2013-04-01 Information Visualization Is Just A Starting Point
Information Visualization Is Just A Starting Point
Information visualization is not an end but just a step to improve our understanding of data. Following a small discussion in the train about the visualisation of open data, I did a small experiment to analyse the statistics about the waste collection in my region. The result of this experiment is available along with some random notes. But the main question came from someone else looking at the visualization and basically told me: "I don't get it". He is right, the experimentation is just there to trigger more analysis (and sometime more visualization) with the objective to improve our understanding. Initially, the source of data is usually not analysed and sitting there waiting to be understood. Coming back to the data about waste collection, the initial discussion about the understanding or interpretation wouldn't be triggered if the first step of visualization is not done.
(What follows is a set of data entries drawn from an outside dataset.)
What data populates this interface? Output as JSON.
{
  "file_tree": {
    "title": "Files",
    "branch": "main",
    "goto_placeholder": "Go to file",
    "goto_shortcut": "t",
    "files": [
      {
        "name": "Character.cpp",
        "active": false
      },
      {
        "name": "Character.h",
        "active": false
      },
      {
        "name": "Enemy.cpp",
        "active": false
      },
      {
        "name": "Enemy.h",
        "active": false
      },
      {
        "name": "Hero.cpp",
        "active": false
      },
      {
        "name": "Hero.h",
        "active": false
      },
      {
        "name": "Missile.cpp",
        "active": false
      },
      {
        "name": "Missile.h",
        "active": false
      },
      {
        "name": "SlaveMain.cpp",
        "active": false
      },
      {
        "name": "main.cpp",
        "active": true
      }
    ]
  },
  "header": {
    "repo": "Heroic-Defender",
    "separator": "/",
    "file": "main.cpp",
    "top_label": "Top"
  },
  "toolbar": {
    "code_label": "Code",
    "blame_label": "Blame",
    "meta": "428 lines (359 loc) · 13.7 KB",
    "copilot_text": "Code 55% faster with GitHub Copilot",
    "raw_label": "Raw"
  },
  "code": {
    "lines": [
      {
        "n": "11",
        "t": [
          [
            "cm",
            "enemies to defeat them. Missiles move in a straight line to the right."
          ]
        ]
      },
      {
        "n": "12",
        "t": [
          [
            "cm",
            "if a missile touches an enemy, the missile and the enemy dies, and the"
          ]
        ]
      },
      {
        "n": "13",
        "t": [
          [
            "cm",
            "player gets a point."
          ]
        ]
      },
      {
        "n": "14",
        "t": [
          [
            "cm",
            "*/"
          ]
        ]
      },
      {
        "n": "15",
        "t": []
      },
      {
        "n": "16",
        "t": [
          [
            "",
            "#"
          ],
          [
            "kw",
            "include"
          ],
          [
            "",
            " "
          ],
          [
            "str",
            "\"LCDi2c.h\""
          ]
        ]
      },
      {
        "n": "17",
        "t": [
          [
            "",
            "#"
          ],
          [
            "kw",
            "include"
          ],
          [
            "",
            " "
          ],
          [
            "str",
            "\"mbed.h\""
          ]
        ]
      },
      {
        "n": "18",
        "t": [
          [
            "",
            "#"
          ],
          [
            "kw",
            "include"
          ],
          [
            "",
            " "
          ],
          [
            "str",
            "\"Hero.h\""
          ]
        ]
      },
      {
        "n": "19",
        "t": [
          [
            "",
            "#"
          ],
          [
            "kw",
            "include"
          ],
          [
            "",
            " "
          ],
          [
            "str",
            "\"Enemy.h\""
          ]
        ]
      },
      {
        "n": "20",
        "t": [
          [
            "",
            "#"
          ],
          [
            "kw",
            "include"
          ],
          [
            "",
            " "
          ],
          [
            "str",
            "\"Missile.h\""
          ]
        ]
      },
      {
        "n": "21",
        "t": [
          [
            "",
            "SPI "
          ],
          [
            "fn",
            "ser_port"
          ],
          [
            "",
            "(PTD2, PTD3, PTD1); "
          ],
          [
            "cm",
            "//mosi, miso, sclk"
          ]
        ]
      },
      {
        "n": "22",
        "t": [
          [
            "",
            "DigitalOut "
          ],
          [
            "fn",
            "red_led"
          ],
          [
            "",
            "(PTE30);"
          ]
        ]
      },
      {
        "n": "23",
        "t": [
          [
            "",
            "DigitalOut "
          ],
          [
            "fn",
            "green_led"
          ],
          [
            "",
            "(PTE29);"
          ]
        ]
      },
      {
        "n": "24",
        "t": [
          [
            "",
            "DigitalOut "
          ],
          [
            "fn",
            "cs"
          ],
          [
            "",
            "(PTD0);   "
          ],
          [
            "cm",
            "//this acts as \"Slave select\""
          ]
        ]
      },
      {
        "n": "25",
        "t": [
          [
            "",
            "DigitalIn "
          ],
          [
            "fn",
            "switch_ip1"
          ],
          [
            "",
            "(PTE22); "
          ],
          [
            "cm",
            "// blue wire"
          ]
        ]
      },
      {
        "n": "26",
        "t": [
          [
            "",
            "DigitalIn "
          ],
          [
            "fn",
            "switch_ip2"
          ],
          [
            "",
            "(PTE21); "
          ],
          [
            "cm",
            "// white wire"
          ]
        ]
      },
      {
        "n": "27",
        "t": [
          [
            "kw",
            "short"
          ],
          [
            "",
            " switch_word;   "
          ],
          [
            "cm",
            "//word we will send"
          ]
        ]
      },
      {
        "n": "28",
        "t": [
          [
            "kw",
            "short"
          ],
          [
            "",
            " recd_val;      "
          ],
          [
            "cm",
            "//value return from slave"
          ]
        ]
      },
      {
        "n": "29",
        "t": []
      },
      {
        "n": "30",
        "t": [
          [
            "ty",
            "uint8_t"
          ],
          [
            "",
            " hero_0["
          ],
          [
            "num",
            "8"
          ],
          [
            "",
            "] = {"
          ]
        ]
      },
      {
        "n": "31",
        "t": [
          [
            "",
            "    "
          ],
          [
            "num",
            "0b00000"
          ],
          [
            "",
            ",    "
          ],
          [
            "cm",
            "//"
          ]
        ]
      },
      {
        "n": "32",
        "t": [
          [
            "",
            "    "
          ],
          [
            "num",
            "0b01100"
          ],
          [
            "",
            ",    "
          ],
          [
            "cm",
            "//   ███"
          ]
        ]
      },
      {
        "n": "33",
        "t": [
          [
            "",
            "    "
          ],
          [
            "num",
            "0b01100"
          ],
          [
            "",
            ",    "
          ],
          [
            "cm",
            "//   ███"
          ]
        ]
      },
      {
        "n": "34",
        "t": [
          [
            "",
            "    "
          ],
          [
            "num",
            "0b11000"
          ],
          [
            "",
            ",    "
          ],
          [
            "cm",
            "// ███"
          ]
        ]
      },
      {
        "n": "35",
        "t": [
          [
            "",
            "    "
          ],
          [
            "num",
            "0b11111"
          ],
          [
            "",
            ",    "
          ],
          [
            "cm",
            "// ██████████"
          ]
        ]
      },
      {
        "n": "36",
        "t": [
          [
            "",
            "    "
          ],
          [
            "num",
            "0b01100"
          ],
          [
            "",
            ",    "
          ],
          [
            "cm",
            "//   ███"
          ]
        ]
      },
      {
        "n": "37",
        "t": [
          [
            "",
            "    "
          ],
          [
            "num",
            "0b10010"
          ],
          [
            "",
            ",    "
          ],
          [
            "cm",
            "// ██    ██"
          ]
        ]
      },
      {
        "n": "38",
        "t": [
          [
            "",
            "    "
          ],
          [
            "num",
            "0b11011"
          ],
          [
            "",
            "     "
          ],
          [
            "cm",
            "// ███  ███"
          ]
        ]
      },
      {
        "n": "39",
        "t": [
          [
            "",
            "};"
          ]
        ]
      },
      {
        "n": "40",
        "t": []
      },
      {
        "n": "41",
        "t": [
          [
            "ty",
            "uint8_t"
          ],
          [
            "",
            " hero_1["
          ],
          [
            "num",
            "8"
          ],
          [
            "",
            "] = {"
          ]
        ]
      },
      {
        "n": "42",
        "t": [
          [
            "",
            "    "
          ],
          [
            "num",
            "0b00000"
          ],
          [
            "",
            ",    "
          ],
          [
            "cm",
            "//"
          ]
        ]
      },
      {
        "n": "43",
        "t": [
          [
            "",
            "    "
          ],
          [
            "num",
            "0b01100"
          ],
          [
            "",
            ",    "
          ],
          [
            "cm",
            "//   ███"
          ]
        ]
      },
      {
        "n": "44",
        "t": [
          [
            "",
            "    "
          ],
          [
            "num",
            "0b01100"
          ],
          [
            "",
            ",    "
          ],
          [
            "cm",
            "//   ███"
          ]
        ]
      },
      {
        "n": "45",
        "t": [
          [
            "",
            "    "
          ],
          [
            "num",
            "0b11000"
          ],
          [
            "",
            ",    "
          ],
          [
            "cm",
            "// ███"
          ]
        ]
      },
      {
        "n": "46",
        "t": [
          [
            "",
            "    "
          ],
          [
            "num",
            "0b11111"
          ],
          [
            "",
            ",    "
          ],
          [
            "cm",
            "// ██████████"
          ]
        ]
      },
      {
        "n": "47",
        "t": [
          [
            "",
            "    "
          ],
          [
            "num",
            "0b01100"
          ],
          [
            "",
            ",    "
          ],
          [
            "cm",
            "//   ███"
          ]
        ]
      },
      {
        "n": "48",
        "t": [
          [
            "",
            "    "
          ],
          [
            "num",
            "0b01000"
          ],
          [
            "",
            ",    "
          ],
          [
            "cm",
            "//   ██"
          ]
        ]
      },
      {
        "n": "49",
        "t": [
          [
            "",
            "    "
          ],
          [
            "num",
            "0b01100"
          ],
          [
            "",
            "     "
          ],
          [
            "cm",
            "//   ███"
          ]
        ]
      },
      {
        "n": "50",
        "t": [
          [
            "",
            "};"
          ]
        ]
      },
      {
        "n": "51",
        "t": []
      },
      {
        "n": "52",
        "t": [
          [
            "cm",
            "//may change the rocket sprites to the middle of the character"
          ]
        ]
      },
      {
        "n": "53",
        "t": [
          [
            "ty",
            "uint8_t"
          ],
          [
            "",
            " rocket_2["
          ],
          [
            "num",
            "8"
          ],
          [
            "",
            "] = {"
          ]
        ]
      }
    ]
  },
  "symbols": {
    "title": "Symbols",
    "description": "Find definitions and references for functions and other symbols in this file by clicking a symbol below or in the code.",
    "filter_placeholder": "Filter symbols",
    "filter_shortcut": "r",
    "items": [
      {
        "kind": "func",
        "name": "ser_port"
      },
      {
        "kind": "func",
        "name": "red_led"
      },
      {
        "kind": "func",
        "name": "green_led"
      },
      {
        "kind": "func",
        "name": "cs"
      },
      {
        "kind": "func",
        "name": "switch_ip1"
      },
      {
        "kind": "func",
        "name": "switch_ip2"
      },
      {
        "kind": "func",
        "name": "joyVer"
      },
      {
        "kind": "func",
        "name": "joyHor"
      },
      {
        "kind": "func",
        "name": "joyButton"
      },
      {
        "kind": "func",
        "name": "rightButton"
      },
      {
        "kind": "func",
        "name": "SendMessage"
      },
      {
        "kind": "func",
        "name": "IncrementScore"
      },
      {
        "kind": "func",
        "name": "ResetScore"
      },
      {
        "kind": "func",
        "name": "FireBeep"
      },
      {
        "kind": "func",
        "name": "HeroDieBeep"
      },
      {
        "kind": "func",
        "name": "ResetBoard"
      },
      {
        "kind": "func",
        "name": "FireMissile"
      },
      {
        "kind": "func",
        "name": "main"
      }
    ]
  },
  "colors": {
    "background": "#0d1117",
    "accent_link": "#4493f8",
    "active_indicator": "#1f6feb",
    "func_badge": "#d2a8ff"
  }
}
So in that scope, I tried a similar approach with a dataset I built from my cve-search tool. My idea was to see the terms used all the description of the Keywords in Common Vulnerabilities and Exposures (CVE). I did a first CVE terms visualization experiment and then I twitted about it. Then, this was triggering various explanations like why there is a predominance of some terms as commented by Steve Christey.
It clearly showed that is an iterative process especially to better understand the data. It's also an interactive process in order to improve the visualization and the data source. Following the good advise from Joshua J. Drake, I added a lemmatizer to keep only the root of each term and also exclude the standard English stopwords. With the visualization, we saw from some occurrences (e.g. unknown or unspecified) that the CVEs are based on incomplete information.
I'm quite sure that is not finished and just the beginning of more work and experiments in visualization. I read various books about information visualization but the result is often very static and you don't really see their iterative process to reach their visualization goals. Sometime, you just see a result without the process and the tools used to make the visualization happens.
At least with free software like D3.js, we have now a set of tools to understand how the visualization was built and maybe improve/discuss those visualizations. At least, if you want to play or improve the visualization of terms used for software vulnerabilities description, let me know.
You want an open mind, but not an empty head. Just because something is a new or fashionable alternative, doesn’t mean we need to get stupid when judging it. Edward Tufte.